Review of Legends

Legends (2014–2015)
5/10
Typical and conventional, re-tread of what we've seen before
3 September 2014
Sean Bean is very good, and could have been SO much better if he had writers, directors and fellow actors who were up to his level. I was interested and hopeful for something other than ordinary, but it quickly became completely standard and predictable.

For some sad reason, the producers have chosen to just take the easy road, following the typical conventional model for a TV show of this genre. Scenes, dialogue, characters, story elements, gimmicks, etc., etc., etc. are just re-treads from a score of other shows of this ilk.

The producers and writers have obviously also chosen to not learn much about police/FBI work and culture. The FBI characters are about as shallow as Saturday morning cartoons. All the usual standard characters are here: the semi-rogue insider (Morris Chesnut) who could be a threat to the lead character; a female mid-management/ FBI agent team leader (Ali Larter) who seems to have no insight, no emotional maturity, no leadership qualities, and no apparent FBI training. Her boss (Steve Harris), is, well, the same character that Steve Harris plays in every other TV show he's been in.

And, of course, Ali Larter has to play a stripper in one episode - gosh, who could have predicted?!? There is nothing that resembles anything like professional FBI/ investigative behavior. Again: as with the good ol' fashioned standards for network TV from the 50s through today (apparently), we see a mostly inept team of stock characters (including this shows version of the quirky lovable female tech geek with goofy hair) always missing the obvious, committing shockingly stupid mistakes, mouthing pseudo-glib little comments about ...whatever... and bumbling their way from one near disaster to the next.
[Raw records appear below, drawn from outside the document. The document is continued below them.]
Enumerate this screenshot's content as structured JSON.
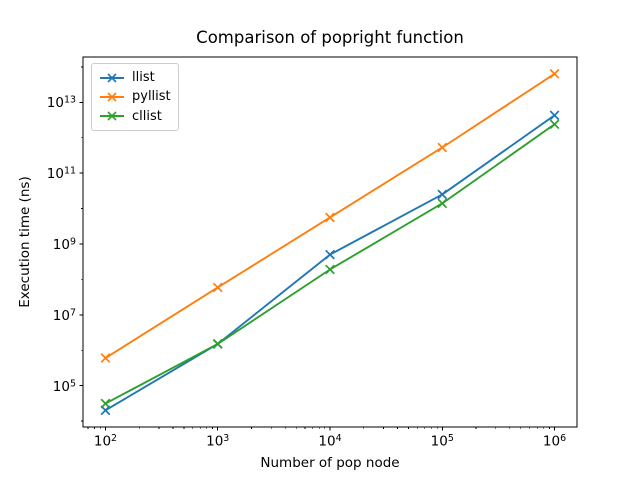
{
  "figure": {
    "background_color": "#ffffff",
    "spine_color": "#000000"
  },
  "chart_data": {
    "type": "line",
    "title": "Comparison of popright function",
    "xlabel": "Number of pop node",
    "ylabel": "Execution time (ns)",
    "x_scale": "log",
    "y_scale": "log",
    "grid": false,
    "legend_position": "upper left",
    "x": [
      100,
      1000,
      10000,
      100000,
      1000000
    ],
    "series": [
      {
        "name": "llist",
        "color": "#1f77b4",
        "marker": "x",
        "values": [
          20000,
          1500000,
          500000000,
          25000000000,
          4300000000000
        ]
      },
      {
        "name": "pyllist",
        "color": "#ff7f0e",
        "marker": "x",
        "values": [
          600000,
          59000000,
          5600000000,
          530000000000,
          64000000000000
        ]
      },
      {
        "name": "cllist",
        "color": "#2ca02c",
        "marker": "x",
        "values": [
          31000,
          1500000,
          190000000,
          14000000000,
          2400000000000
        ]
      }
    ],
    "xtick_exponents": [
      2,
      3,
      4,
      5,
      6
    ],
    "ytick_exponents": [
      5,
      7,
      9,
      11,
      13
    ],
    "xlim_log": [
      1.8,
      6.2
    ],
    "ylim_log": [
      3.83,
      14.28
    ]
  }
}
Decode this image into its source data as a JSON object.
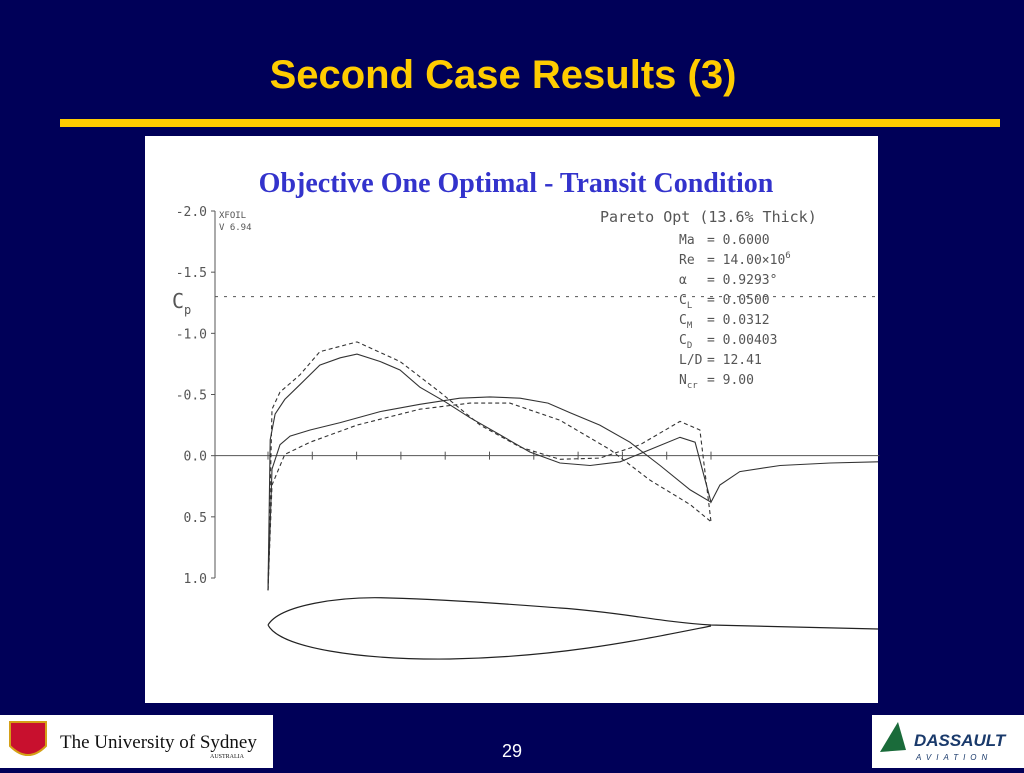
{
  "slide": {
    "title": "Second Case Results (3)",
    "page_number": "29",
    "left_logo": {
      "name": "The University of Sydney",
      "country": "AUSTRALIA"
    },
    "right_logo": {
      "name": "DASSAULT",
      "tagline": "AVIATION"
    }
  },
  "chart_data": {
    "type": "line",
    "title": "Objective One Optimal - Transit Condition",
    "program": "XFOIL",
    "version": "V 6.94",
    "case_label": "Pareto Opt (13.6% Thick)",
    "y_label": {
      "text": "C",
      "sub": "p"
    },
    "parameters": [
      {
        "symbol": "Ma",
        "text": "= 0.6000"
      },
      {
        "symbol": "Re",
        "text": "= 14.00×10",
        "sup": "6"
      },
      {
        "symbol": "α",
        "text": "= 0.9293°"
      },
      {
        "symbol": "C",
        "sub": "L",
        "text": "= 0.0500"
      },
      {
        "symbol": "C",
        "sub": "M",
        "text": "= 0.0312"
      },
      {
        "symbol": "C",
        "sub": "D",
        "text": "= 0.00403"
      },
      {
        "symbol": "L/D",
        "text": "= 12.41"
      },
      {
        "symbol": "N",
        "sub": "cr",
        "text": "= 9.00"
      }
    ],
    "y_inverted": true,
    "xlim": [
      -0.12,
      1.38
    ],
    "ylim": [
      -2.0,
      1.0
    ],
    "yticks": [
      {
        "value": -2.0,
        "label": "-2.0"
      },
      {
        "value": -1.5,
        "label": "-1.5"
      },
      {
        "value": -1.0,
        "label": "-1.0"
      },
      {
        "value": -0.5,
        "label": "-0.5"
      },
      {
        "value": 0,
        "label": "0.0"
      },
      {
        "value": 0.5,
        "label": "0.5"
      },
      {
        "value": 1.0,
        "label": "1.0"
      }
    ],
    "xticks": [
      0,
      0.1,
      0.2,
      0.3,
      0.4,
      0.5,
      0.6,
      0.7,
      0.8,
      0.9,
      1.0
    ],
    "cp_critical": -1.3,
    "series": [
      {
        "color": "#333333",
        "dashed": false,
        "x": [
          0,
          0.005,
          0.016,
          0.038,
          0.072,
          0.117,
          0.163,
          0.201,
          0.253,
          0.298,
          0.343,
          0.4,
          0.456,
          0.524,
          0.591,
          0.659,
          0.727,
          0.795,
          0.862,
          0.93,
          0.964,
          1.0,
          1.02,
          1.065,
          1.156,
          1.269,
          1.377
        ],
        "values": [
          1.1,
          -0.13,
          -0.34,
          -0.46,
          -0.58,
          -0.74,
          -0.8,
          -0.83,
          -0.77,
          -0.7,
          -0.56,
          -0.44,
          -0.31,
          -0.17,
          -0.03,
          0.06,
          0.08,
          0.05,
          -0.05,
          -0.15,
          -0.11,
          0.38,
          0.24,
          0.13,
          0.08,
          0.06,
          0.05
        ]
      },
      {
        "color": "#333333",
        "dashed": false,
        "x": [
          0,
          0.009,
          0.027,
          0.05,
          0.095,
          0.163,
          0.253,
          0.343,
          0.433,
          0.501,
          0.569,
          0.632,
          0.682,
          0.749,
          0.817,
          0.885,
          0.953,
          1.0
        ],
        "values": [
          1.1,
          0.11,
          -0.09,
          -0.16,
          -0.21,
          -0.27,
          -0.36,
          -0.42,
          -0.47,
          -0.48,
          -0.47,
          -0.43,
          -0.35,
          -0.25,
          -0.11,
          0.08,
          0.28,
          0.38
        ]
      },
      {
        "color": "#333333",
        "dashed": true,
        "x": [
          0,
          0.009,
          0.027,
          0.072,
          0.117,
          0.201,
          0.298,
          0.388,
          0.479,
          0.569,
          0.659,
          0.749,
          0.84,
          0.93,
          0.975,
          1.0
        ],
        "values": [
          1.1,
          -0.38,
          -0.52,
          -0.66,
          -0.85,
          -0.93,
          -0.77,
          -0.52,
          -0.25,
          -0.07,
          0.03,
          0.02,
          -0.09,
          -0.28,
          -0.21,
          0.54
        ]
      },
      {
        "color": "#333333",
        "dashed": true,
        "x": [
          0,
          0.009,
          0.038,
          0.095,
          0.201,
          0.343,
          0.456,
          0.546,
          0.659,
          0.772,
          0.862,
          0.953,
          1.0
        ],
        "values": [
          1.1,
          0.24,
          -0.01,
          -0.11,
          -0.25,
          -0.38,
          -0.43,
          -0.43,
          -0.29,
          -0.05,
          0.2,
          0.4,
          0.54
        ]
      }
    ]
  }
}
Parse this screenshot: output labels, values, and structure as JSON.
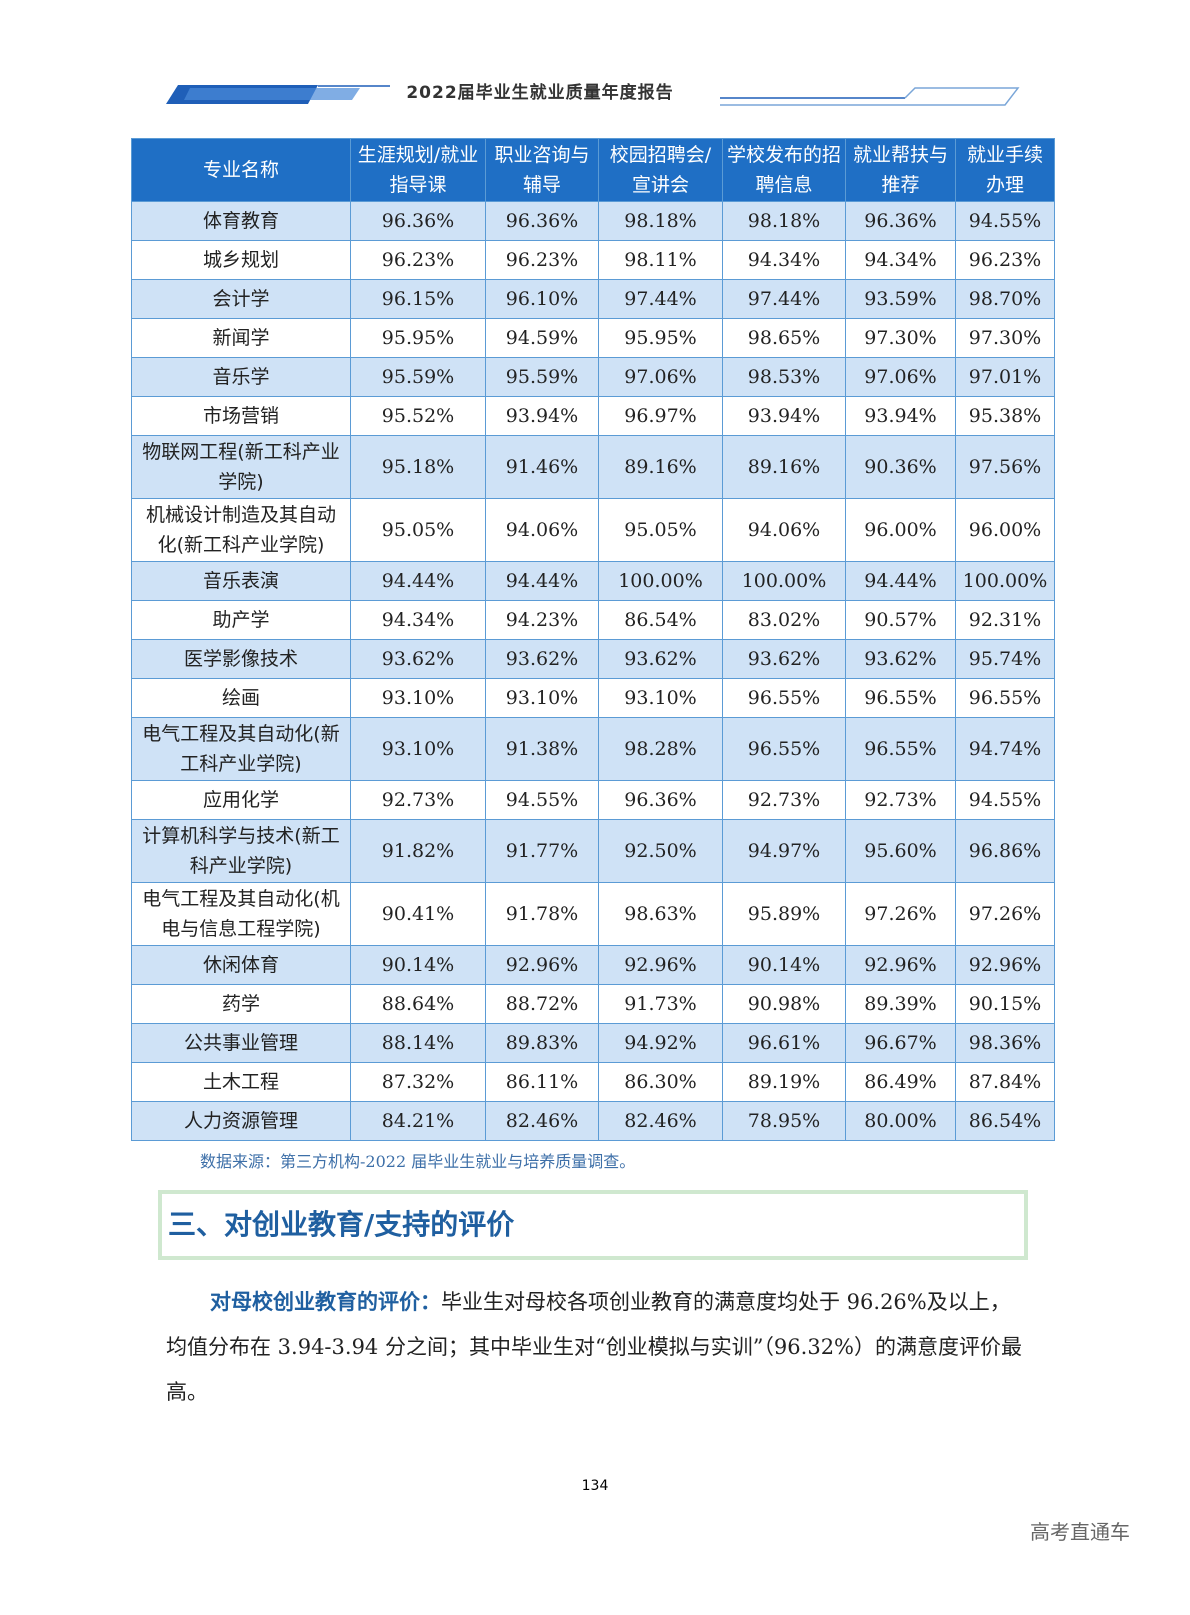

Too bad. I had never seen Sean Bean very much, and didn't really grasp England's popular fascination with him. But, he is acting circles around the rest of these B- and C-level actors, hamstrung by the choices made by the producers and director(s), and the sophomoric writing.

The story could have had genuinely interesting nuance and shading, doubt and mystery. It could have been compelling. They got the right lead actor, probably by accident. Their opening artwork is derivative of True Detective. Production values are on par with prime-time broadcast network shows.

But, other than Bean (and possibly a couple of frustrated character roles), this show is fatally weighed down by lousy off-screen and on- screen talent (Sean Bean excepted). It will likely see one season, and, if no fundamental and substantial changes are made, Legends will find its way to the growing scarp heap of re-tread crap.